Fundstrat’s 2026 Technical Outlook: Stocks, Crypto & Market Cycles Explained

F
Fundstrat Dec 17, 2025

Audio Brief

Show transcript
This episode examines the S&P 500's technical resilience against macroeconomic concerns, highlighting key levels signaling a market shift. There are three key takeaways. First, the S&P 500's uptrend remains robust despite ongoing macroeconomic concerns. Second, monitoring the current short-term uptrend channel is crucial for identifying a market direction change. Third, a definitive break below November's lows could signal the start of a significant sell-off. The S&P 500 has shown remarkable technical strength. It maintains its uptrend, largely ignoring macroeconomic headwinds like tariffs and inflation. Investors should focus on the established trendline rather than macro headlines alone.

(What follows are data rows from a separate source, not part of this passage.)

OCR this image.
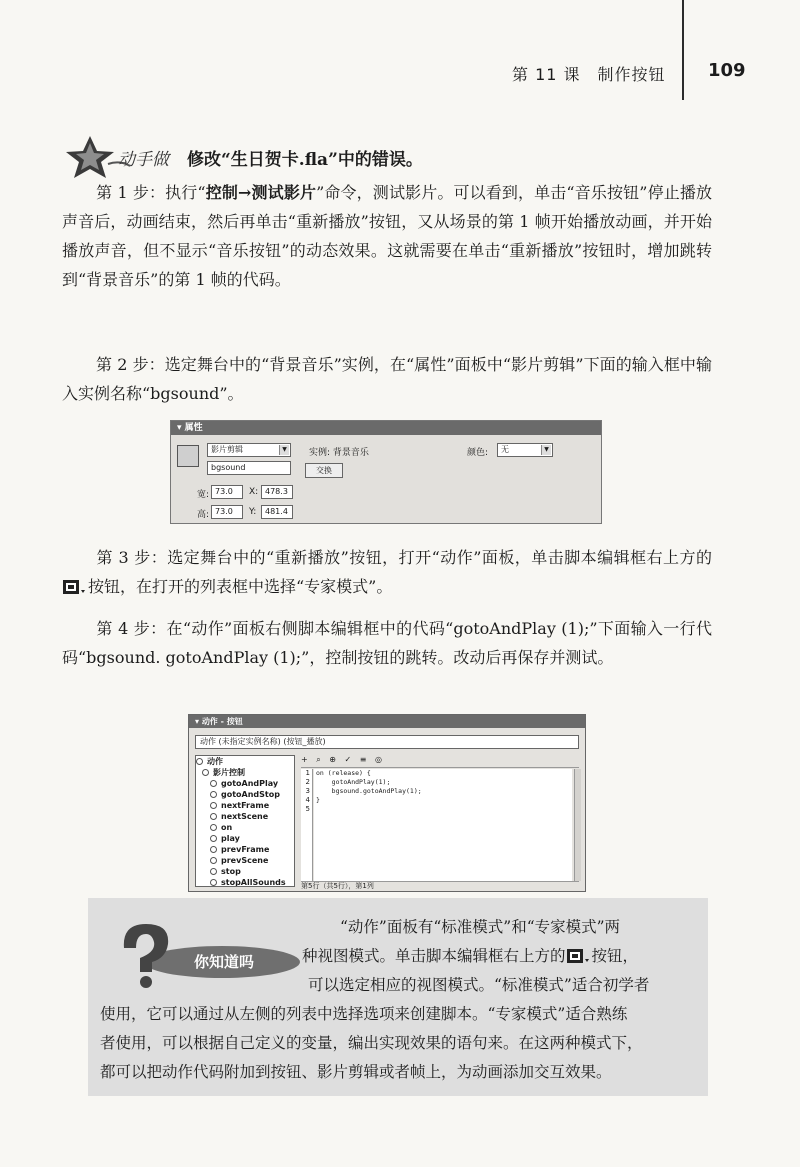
第 11 课　制作按钮 109
动手做 修改“生日贺卡.fla”中的错误。

第 1 步：执行“控制→测试影片”命令，测试影片。可以看到，单击“音乐按钮”停止播放声音后，动画结束，然后再单击“重新播放”按钮，又从场景的第 1 帧开始播放动画，并开始播放声音，但不显示“音乐按钮”的动态效果。这就需要在单击“重新播放”按钮时，增加跳转到“背景音乐”的第 1 帧的代码。

第 2 步：选定舞台中的“背景音乐”实例，在“属性”面板中“影片剪辑”下面的输入框中输入实例名称“bgsound”。

▾ 属性
影片剪辑	▼
bgsound
实例: 背景音乐
交换
颜色:	无	▼
宽: 73.0	X: 478.3
高: 73.0	Y:	481.4

第 3 步：选定舞台中的“重新播放”按钮，打开“动作”面板，单击脚本编辑框右上方的按钮，在打开的列表框中选择“专家模式”。

第 4 步：在“动作”面板右侧脚本编辑框中的代码“gotoAndPlay (1);”下面输入一行代码“bgsound. gotoAndPlay (1);”，控制按钮的跳转。改动后再保存并测试。

▾ 动作 - 按钮
动作 (未指定实例名称) (按钮_播放)
动作
影片控制
gotoAndPlay
gotoAndStop
nextFrame
nextScene
on
play
prevFrame
prevScene
stop
stopAllSounds
+ ⌕ ⊕ ✓ ≡ ◎
1
2
3
4
5
on (release) {
gotoAndPlay(1);
bgsound.gotoAndPlay(1);
}
第5行（共5行），第1列
你知道吗

“动作”面板有“标准模式”和“专家模式”两

种视图模式。单击脚本编辑框右上方的 按钮，

可以选定相应的视图模式。“标准模式”适合初学者

使用，它可以通过从左侧的列表中选择选项来创建脚本。“专家模式”适合熟练

者使用，可以根据自己定义的变量，编出实现效果的语句来。在这两种模式下，

都可以把动作代码附加到按钮、影片剪辑或者帧上，为动画添加交互效果。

The most critical signal for a shift will be a definitive break of this short-term uptrend channel. A break below November's lows represents a critical technical trigger. This specific level could indicate the start of a significant market downturn next year. Ultimately, technical signals, particularly trend breaks, remain the most important guide for navigating current market conditions.

Episode Overview

  • The speaker analyzes the S&P 500's technical performance, noting its resilience despite various macroeconomic concerns like tariffs, inflation, and FOMC policies.
  • He compares the current market rally to previous symmetrical rallies, such as the one following the COVID-19 pandemic, highlighting their similar structures.
  • The primary focus is on identifying the key technical levels that would signal a break in the current uptrend and potentially trigger a market sell-off.

Key Concepts

  • Technical Resilience: The S&P 500's uptrend has remained intact and has not shown any technical deterioration, even with widespread concerns about tariffs, inflation, rate cuts, and labor market issues.
  • Symmetrical Rallies: The presentation points out the symmetrical nature of recent market rallies, including the current one, the post-COVID rally (2020-2021), and the rally from mid-2023. These are characterized by a steady pattern of higher highs and higher lows.
  • Uptrend Break: The speaker emphasizes that the most important signal for investors to watch is a definitive break of the current short-term uptrend channel, which would signify a potential change in market direction.

Quotes

  • At 00:00 - "None of the concerns regarding Tariffs, FOMC rate cuts, inflation, or labor market issues have resulted in technical deterioration this year." - Highlighting the market's resilience despite macroeconomic headwinds.
  • At 00:33 - "The real key is going to be when this little uptrend gives way, and I think that's probably the most important thing for many to concentrate on." - Emphasizing the critical importance of monitoring the current trendline.
  • At 00:48 - "Any break of November lows, in other words last month's lows, would serve to be important and thinking that we're probably starting to kick off some type of a sell-off next year." - Providing a specific technical level to watch as a potential trigger for a market downturn.

Takeaways

  • Monitor the S&P 500's established uptrend channel for any signs of a breakdown, as this is identified as the most critical technical signal for a potential market shift.
  • Pay close attention to the previous month's (November's) low as a key support level; a break below this point could indicate the start of a significant sell-off.
  • Despite fundamental or economic worries, respect the prevailing technical trend. The market has ignored negative headlines, so trading decisions should be guided by technical signals like trend breaks rather than macro concerns alone.